Renewable energy technologies, which are generally accepted as clean and sustainable, are confronted with the irony that they often employ non-sustainable, petroleum-based materials.
‘The blades on a wind turbine, for example, are massive and need to be replaced about every 25 years,’ explains Richard Gross, a professor of chemical and biomolecular engineering at the Polytechnic Institute of New York University (NYU-Poly). ‘They end up in landfills, like any other non-recyclable garbage. If they could be deconstructed by biological or chemical processes to recover chemicals that can be re-used, that would have an enormous positive impact on the environment. We could, in effect, 'green up' green energy.’
Thanks to a grant from the National Science Foundation, Gross and his collaborators from seven other universities are exploring ways in which biological-based materials can be used in the manufacture of wind turbine blades, solar panels and other components for the clean energy industry. Materials development and deployment is expected to take a minimum of five years.

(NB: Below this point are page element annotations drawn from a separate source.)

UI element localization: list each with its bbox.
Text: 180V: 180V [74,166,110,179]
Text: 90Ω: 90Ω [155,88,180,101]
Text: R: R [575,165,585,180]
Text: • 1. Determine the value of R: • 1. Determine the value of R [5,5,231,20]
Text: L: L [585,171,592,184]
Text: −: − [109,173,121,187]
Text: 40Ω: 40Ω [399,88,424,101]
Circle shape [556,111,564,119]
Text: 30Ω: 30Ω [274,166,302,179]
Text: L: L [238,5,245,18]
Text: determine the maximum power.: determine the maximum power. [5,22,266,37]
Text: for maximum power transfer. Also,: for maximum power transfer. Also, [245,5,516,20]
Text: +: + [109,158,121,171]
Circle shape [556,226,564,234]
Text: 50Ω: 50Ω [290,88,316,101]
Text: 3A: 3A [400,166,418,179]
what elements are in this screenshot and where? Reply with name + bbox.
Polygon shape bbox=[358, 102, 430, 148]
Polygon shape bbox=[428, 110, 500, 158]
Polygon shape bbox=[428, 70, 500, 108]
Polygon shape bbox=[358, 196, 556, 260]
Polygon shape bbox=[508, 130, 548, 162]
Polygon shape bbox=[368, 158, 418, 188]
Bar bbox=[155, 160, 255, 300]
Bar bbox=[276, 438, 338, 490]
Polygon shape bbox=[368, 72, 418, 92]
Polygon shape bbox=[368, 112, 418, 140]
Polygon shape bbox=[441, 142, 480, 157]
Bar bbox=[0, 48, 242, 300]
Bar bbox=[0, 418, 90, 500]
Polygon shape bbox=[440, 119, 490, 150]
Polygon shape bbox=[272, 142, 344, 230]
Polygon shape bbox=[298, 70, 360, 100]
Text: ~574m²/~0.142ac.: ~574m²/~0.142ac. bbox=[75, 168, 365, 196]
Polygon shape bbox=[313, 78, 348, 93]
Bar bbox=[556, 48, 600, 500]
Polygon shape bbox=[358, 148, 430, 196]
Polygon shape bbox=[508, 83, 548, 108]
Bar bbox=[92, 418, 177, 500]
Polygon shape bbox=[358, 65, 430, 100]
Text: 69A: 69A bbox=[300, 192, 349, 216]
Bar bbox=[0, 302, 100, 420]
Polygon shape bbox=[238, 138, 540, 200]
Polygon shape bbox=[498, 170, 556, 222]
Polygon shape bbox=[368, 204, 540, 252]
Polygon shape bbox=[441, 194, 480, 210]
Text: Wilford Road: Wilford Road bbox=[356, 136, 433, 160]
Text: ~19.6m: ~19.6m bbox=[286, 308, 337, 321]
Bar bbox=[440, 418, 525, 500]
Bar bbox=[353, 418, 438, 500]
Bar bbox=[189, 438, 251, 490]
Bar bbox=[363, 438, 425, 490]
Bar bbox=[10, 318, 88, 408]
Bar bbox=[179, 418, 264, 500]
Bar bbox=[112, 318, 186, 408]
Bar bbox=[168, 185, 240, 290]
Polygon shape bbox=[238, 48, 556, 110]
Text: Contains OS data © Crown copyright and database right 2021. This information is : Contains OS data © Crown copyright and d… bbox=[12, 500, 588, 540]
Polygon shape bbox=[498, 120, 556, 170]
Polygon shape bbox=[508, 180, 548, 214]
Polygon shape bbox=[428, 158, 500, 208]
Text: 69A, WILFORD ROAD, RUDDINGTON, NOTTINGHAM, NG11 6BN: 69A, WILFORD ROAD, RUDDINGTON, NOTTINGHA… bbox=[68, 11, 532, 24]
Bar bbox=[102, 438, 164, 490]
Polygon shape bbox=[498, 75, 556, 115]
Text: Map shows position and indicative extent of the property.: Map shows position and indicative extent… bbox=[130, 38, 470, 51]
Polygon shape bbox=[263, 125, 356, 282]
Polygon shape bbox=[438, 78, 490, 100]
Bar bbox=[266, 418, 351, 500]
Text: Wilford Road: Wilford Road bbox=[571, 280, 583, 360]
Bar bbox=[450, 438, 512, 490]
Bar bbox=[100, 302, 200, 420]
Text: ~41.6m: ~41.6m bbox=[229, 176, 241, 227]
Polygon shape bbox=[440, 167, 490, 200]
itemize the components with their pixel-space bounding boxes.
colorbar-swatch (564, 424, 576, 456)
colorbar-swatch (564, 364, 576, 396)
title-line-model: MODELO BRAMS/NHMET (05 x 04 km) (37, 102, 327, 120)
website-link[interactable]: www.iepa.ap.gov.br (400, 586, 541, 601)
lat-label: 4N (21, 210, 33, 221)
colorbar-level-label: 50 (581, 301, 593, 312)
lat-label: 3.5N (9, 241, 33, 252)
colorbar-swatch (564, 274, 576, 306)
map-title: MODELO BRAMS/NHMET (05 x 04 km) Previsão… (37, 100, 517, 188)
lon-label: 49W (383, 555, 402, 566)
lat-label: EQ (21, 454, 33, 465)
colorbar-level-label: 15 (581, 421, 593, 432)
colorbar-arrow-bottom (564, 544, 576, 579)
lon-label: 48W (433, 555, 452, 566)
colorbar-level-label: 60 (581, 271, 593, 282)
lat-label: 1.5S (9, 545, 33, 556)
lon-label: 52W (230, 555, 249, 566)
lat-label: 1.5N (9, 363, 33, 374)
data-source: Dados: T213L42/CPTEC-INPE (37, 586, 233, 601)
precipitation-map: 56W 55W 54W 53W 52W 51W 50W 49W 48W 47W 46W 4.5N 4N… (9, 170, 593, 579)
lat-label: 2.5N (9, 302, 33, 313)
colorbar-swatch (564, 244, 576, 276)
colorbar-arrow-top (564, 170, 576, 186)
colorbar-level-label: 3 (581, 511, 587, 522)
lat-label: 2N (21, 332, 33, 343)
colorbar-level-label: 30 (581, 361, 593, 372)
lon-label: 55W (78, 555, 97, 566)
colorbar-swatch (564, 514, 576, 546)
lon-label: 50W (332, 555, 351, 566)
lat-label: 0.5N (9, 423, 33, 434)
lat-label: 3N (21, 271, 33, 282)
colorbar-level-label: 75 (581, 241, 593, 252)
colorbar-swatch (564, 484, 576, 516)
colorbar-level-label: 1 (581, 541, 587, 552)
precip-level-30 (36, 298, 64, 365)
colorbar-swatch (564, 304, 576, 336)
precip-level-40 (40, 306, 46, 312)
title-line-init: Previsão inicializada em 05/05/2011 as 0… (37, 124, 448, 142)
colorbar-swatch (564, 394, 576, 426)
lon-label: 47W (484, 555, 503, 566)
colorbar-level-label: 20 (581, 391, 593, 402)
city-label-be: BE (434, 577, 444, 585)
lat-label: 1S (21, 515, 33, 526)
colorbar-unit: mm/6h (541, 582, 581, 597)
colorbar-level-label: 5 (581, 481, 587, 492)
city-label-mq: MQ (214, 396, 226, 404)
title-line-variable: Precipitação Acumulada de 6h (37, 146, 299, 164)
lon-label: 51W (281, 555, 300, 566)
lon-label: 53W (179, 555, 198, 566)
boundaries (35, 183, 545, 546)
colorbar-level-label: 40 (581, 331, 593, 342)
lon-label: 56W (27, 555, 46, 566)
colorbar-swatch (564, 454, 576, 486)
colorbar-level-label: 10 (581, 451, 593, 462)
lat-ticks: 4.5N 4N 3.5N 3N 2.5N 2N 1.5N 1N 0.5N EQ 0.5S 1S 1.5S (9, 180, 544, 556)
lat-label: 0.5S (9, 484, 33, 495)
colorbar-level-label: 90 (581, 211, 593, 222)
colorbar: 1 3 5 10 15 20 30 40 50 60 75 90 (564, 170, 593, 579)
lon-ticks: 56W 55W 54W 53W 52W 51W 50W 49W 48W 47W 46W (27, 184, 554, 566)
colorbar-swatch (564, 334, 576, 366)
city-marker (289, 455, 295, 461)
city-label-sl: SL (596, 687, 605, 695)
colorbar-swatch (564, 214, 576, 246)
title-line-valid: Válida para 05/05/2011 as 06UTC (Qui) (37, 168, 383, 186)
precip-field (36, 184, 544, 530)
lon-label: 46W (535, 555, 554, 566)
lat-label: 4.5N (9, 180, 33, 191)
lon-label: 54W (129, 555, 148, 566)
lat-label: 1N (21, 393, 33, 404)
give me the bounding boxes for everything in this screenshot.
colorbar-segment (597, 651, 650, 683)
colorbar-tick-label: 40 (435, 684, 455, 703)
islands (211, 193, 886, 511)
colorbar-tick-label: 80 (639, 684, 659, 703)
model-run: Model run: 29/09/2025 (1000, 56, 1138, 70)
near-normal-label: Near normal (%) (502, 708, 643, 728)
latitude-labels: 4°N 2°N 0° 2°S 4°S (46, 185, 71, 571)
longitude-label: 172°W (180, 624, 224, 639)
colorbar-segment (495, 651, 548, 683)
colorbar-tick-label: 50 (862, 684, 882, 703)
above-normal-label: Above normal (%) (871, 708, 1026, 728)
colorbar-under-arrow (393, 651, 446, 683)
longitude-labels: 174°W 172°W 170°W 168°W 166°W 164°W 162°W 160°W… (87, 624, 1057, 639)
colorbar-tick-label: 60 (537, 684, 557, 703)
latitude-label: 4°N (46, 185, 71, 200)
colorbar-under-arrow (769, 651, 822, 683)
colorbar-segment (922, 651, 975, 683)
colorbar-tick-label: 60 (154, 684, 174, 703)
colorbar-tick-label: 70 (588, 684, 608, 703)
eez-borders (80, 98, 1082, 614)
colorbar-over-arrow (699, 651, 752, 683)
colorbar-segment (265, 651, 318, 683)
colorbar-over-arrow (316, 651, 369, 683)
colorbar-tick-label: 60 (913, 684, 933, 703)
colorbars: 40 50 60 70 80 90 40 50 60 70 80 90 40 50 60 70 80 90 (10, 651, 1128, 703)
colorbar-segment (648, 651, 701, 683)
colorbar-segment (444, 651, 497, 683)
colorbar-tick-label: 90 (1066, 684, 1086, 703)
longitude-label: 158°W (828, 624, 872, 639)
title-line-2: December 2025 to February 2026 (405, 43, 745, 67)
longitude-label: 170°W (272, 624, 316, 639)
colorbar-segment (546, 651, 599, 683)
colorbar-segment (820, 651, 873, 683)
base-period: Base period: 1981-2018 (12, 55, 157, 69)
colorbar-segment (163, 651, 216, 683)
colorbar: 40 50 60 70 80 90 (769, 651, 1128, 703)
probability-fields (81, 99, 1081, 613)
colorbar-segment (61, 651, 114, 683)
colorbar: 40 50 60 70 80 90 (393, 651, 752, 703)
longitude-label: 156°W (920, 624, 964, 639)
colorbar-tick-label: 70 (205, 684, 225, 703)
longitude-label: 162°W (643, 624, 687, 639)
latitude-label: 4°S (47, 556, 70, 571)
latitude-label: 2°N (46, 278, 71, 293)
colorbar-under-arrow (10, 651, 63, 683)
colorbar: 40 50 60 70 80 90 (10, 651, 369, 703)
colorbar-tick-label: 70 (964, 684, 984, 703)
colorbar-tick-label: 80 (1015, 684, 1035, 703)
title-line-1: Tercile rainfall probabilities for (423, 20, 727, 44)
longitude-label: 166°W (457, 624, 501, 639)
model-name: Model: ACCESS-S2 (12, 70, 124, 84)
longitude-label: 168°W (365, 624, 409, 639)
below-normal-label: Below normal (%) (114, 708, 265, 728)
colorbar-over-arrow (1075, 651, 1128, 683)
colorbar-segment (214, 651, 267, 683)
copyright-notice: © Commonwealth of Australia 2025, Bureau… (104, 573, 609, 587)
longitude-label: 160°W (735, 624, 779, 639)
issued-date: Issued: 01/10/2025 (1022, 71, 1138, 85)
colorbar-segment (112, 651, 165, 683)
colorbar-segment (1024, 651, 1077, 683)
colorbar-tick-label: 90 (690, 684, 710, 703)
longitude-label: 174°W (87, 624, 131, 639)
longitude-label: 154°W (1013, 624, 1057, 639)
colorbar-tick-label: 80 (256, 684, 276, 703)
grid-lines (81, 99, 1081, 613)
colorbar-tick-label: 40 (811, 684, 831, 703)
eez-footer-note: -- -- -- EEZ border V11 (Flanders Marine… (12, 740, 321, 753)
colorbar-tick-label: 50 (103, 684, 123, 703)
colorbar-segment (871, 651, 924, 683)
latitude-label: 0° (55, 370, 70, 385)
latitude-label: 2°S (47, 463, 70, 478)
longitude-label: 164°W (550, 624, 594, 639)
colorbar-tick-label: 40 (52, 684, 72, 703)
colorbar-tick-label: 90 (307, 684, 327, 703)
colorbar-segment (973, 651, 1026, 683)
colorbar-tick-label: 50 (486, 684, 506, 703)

In addition to the environmental benefits, as petroleum costs rise, there also may be economic advantages to using biological-based polymers, Gross says, adding that because the new materials will be meticulously engineered, their performance is expected to be just as good – or even better – than those currently employed.
‘We believe that the precision by which nature designs molecules can be used to deliver better performance in both solar cells and wind turbine blades, where the organization of components is critical to device efficiency and material properties,’ Gross explains.
In addition to NYU-Poly, researchers hail from Case Western Reserve University, the University of Pennsylvania, the Rochester Institute of Technology, the University of Sheffield in the U.K., the University of MONS in Belgium, the University of Bologna in Italy, and Santa Catarina State University in Brazil. They include not just materials scientists, but also mechanical engineers, chemists and others.